Claro, seus membros regenerados ainda eram bem fracos… Então Yuri manteve o mesmo estilo de arremesso, mas agora podia se equilibrar melhor com o novo pé e apoiar-se com o outro braço. Ele ficou extremamente grato – sentia-se um fardo para seu grupo, embora eles não necessariamente o vissem dessa forma.
Quando perguntou como poderia retribuir a Kantrilla… Ela apenas disse para ele ajudar outra pessoa. Se ela não precisasse comer e comprar equipamentos, isso provavelmente seria tudo o que ela pediria a qualquer um que curasse.
Yuri ainda era pequeno, e o restante de seu grupo era uma coleção de… Desajustados, por falta de palavra melhor. O mago deles, Arara, era talvez o mais normal. Ele era um mago élfico, afinal. Apenas preferia cidades no estilo humano… O que, certamente, era incomum. Luth era o druida, mas, em vez de confiar na magia da natureza, ele basicamente batia nas pessoas com um bastão. Havia situações em que isso não era uma ideia tão ruim, e ele ainda usava magia, mas era algo fora do padrão.

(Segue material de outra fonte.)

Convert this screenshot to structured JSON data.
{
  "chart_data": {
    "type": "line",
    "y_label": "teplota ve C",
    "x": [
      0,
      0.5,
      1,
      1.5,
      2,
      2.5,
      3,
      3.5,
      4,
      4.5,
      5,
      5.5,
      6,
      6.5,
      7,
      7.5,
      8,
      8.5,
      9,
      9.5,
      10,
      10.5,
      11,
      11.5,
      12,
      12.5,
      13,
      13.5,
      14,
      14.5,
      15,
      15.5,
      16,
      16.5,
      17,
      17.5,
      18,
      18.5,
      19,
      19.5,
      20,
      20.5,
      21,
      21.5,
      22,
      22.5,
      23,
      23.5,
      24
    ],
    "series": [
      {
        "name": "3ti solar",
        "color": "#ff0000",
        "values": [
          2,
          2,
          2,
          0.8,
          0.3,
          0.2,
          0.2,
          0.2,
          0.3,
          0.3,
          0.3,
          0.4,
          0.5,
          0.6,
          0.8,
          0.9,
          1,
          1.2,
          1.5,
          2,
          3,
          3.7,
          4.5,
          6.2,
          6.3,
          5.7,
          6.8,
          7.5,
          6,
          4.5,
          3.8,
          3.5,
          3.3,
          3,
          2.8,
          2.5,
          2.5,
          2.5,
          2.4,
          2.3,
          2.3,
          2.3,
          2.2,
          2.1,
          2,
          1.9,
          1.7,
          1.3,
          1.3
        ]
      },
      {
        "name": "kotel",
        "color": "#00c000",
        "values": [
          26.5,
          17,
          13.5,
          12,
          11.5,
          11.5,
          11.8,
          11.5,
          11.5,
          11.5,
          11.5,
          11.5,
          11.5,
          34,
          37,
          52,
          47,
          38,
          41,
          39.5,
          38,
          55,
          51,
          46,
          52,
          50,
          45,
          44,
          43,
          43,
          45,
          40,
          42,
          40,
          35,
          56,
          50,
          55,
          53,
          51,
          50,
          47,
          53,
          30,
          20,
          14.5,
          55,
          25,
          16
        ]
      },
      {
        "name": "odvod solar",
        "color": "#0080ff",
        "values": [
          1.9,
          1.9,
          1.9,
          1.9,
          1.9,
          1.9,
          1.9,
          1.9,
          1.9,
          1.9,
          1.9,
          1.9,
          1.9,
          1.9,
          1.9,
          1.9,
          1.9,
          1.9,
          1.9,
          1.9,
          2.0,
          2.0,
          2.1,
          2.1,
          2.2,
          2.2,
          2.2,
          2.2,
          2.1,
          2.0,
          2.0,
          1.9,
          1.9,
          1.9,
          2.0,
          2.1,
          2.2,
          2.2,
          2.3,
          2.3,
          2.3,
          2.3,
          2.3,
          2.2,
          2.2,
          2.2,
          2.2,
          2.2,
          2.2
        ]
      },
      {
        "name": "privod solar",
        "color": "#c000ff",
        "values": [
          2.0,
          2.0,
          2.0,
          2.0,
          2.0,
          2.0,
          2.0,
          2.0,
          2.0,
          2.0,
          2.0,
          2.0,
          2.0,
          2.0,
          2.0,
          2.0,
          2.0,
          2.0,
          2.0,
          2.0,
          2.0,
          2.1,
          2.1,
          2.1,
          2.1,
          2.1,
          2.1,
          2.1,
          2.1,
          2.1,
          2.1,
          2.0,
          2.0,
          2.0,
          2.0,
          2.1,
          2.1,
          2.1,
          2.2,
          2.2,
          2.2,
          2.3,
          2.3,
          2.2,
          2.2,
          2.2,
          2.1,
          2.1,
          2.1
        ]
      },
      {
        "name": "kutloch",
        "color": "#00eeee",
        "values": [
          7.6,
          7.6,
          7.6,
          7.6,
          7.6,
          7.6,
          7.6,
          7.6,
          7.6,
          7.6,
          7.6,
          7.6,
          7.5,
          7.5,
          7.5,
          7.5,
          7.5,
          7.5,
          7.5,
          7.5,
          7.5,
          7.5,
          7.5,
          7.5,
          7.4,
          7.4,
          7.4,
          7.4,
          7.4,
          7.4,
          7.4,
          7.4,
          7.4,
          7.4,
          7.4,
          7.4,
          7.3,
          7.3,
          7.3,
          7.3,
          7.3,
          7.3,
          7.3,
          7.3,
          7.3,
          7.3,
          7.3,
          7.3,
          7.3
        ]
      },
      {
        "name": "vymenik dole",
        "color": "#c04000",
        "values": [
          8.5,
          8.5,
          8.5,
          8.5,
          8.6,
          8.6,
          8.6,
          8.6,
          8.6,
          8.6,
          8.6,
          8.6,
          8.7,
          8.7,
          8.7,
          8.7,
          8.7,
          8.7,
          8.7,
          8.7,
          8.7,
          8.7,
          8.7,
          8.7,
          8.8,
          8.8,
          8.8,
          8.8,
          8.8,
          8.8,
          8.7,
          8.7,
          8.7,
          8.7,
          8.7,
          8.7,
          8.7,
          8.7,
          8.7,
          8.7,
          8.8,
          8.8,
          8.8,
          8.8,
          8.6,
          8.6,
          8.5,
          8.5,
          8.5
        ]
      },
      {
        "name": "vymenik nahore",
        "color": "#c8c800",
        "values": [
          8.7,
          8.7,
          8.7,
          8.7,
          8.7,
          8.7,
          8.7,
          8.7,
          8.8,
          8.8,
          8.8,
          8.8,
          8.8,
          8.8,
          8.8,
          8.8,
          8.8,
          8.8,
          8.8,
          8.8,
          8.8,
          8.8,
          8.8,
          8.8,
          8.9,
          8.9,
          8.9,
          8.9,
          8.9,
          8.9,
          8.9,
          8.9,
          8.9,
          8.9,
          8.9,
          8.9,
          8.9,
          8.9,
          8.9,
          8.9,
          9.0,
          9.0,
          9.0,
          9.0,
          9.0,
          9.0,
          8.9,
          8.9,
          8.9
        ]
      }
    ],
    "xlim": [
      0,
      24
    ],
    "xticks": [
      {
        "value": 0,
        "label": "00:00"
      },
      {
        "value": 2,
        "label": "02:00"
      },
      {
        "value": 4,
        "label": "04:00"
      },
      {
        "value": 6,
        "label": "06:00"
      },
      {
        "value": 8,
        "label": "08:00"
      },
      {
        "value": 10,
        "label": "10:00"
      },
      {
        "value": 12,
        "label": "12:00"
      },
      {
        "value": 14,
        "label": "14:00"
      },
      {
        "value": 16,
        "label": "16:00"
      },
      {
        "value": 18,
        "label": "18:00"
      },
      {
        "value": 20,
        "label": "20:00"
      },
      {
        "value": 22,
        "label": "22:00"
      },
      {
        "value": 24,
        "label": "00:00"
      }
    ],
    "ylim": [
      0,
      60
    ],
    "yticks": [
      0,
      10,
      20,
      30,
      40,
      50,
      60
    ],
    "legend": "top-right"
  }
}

A linha de frente inteira do pequeno grupo de quatro era composta pelo pequeno paladino Larr. Até eu podia chamá-lo de pequeno, porque ele era um halfling. Eu tinha um metro e meio, mas ele tinha pouco mais de noventa centímetros… Noventa e cinco em um bom dia.
Embora todos tivessem se formado na academia, eles ainda vinham nos visitar, mesmo fora das sessões de cura de Yuri. Eles eram nossos melhores… Ou, pelo menos, nossos alunos favoritos. Tinham determinação, e realmente acreditávamos que poderiam se tornar algo importante. Isso já era um grande avanço em relação à onde eles haviam começado, tendo vivido principalmente nas ruas.
Nossa academia certamente não tinha resolvido todos os problemas do país, ou mesmo apenas de Ekralas, mas era um começo para algo melhor. Isso era tudo o que realmente podíamos esperar do mundo – tornar ele e a nós mesmos, melhor.